En-ROADS is made up of several interconnected submodels which hold the equations. Model sectors are functional and may span one or many submodels. A particular variable is always calculated in only one submodel, but the results are passed to other submodels, and each variable may participate in many model sectors. The submodel listing below describes what sectors each contributes to. A more detailed description of equations and dynamics is organized by model sector in the chapters that follow.

  • En-ROADS.mdl: Collects and organizes model output for testing, includes all sectors.
  • Constants.mdl: Holds constants used across multiple sectors and submodels, such as unit conversions.
  • Calibration.mdl: Provides interfaces and data connections for calibrating to historical data and comparing to other model projections under different scenarios.
  • Population.mdl: User selected scenarios for population, part of the demand sector.
  • GDP.mdl: User selected base economic growth, and slowed growth due to feedbacks, part of the demand sector.
  • EnergyDemand.mdl: Desire for and choice between types of capital, and the use of capital. Part of the demand and market clearing and utilization sectors.
  • EnergySupply.mdl: Investment, construction, use, and retirement of capacity in the energy sector, including fuel extraction and delivery and electricity generation. Part of the supply and market clearing and utilization sectors.
  • EnergyCostsRevenues.mdl: Calculates cost dynamics of energy sources for learning, technology, and policies such as taxes and subsidies. Some cross-cutting energy technologies, such as efficiency and energy storage. Parts of demand, supply, and market clearing and utilization sectors.
  • EnergyPricing.mdl: Adjusts prices to balance supply and demand, Part of the market clearing and utilization sector.
  • Emissions.mdl: Calculates emissions from energy and waste, and sums, accumulates and categorizes emissions.
  • CDR.mdl: Calculates the amount of carbon dioxide removal (CDR), afforestation, and carbon capture and storage (CCS) indicated by policy and price signals.
  • BioenergyAgriculture.mdl: Calculates food needs, land and emissions for agriculture, and the costs and land needed for bioenergy materials. Parts of Land Use, Land Use Change, and Forestry; Terrestrial Biosphere; Demand and Supply sectors.
  • TerrestrialBiosphere.mdl: Tracks the land area, carbon content in biomass and soil, and the transfers of carbon between air, biomass, and soil for each category of land use.

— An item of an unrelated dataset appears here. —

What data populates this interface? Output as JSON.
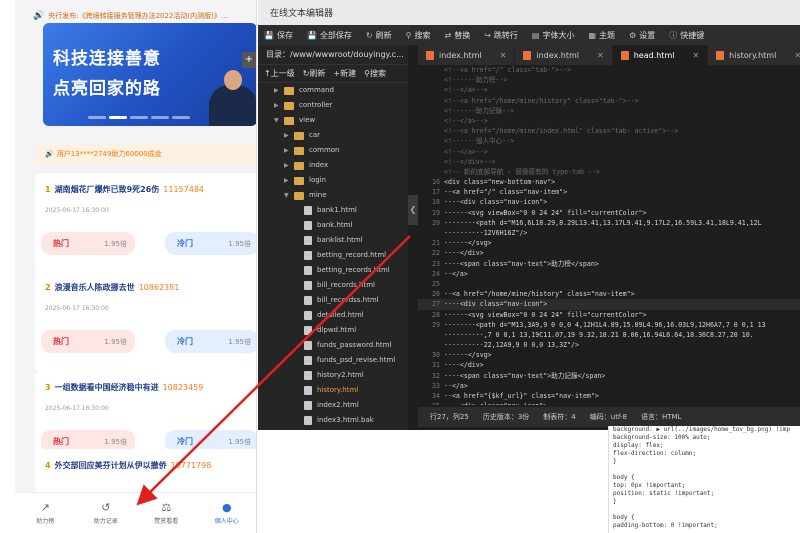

  • CarbonCycle.mdl: Sums the carbon transfers from TerrestrialBiosphere.mdl, and tracks the stocks and flows of carbon and other greenhouse gases between emissions, removals, atmosphere, and oceans.
  • Climate.mdl: Calculates radiative forcing, heat flows, and temperature changes in the atmosphere and oceans.

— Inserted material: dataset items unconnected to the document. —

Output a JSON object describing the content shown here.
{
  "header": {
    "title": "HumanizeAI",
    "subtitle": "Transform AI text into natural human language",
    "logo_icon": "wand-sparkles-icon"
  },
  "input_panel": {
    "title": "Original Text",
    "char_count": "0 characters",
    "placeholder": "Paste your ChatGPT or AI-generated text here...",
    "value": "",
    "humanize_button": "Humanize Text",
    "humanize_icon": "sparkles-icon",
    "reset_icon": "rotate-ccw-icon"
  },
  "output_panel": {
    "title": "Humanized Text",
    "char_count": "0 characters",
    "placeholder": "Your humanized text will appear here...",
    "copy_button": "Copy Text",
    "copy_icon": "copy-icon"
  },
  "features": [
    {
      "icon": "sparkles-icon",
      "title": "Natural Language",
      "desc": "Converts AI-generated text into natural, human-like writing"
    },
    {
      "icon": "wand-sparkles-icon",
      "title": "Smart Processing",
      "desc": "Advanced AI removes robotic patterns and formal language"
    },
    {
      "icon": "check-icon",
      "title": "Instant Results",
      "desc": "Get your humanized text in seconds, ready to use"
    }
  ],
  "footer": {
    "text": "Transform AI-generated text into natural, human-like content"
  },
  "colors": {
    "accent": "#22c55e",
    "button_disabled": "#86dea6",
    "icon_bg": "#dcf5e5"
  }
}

  • ClimateImpacts.mdl: Calculates those impacts that depend directly on temperature, or use temperature change as a proxy for climate change impacts.
  • PM25.mdl: Calculates pollution other than greenhouse gases produced from burning fuels.
  • SeaLevelRise.mdl: Tracks thermal expansion in the oceans, water flows, and ice melt along with the acidification effects of dissolved CO2.

In the model structure diagrams in the following chapters, there are four types of elements:

  1. Variables with a box represent stocks, determined by integration.
  2. Variables without a box are auxiliary variables.
  3. Simple arrows indicate a causal relationship, one variable is a function of the other.
  4. Pipes represent flows - the elements of the rate of change of stocks - shown flowing into, out of, and between stocks.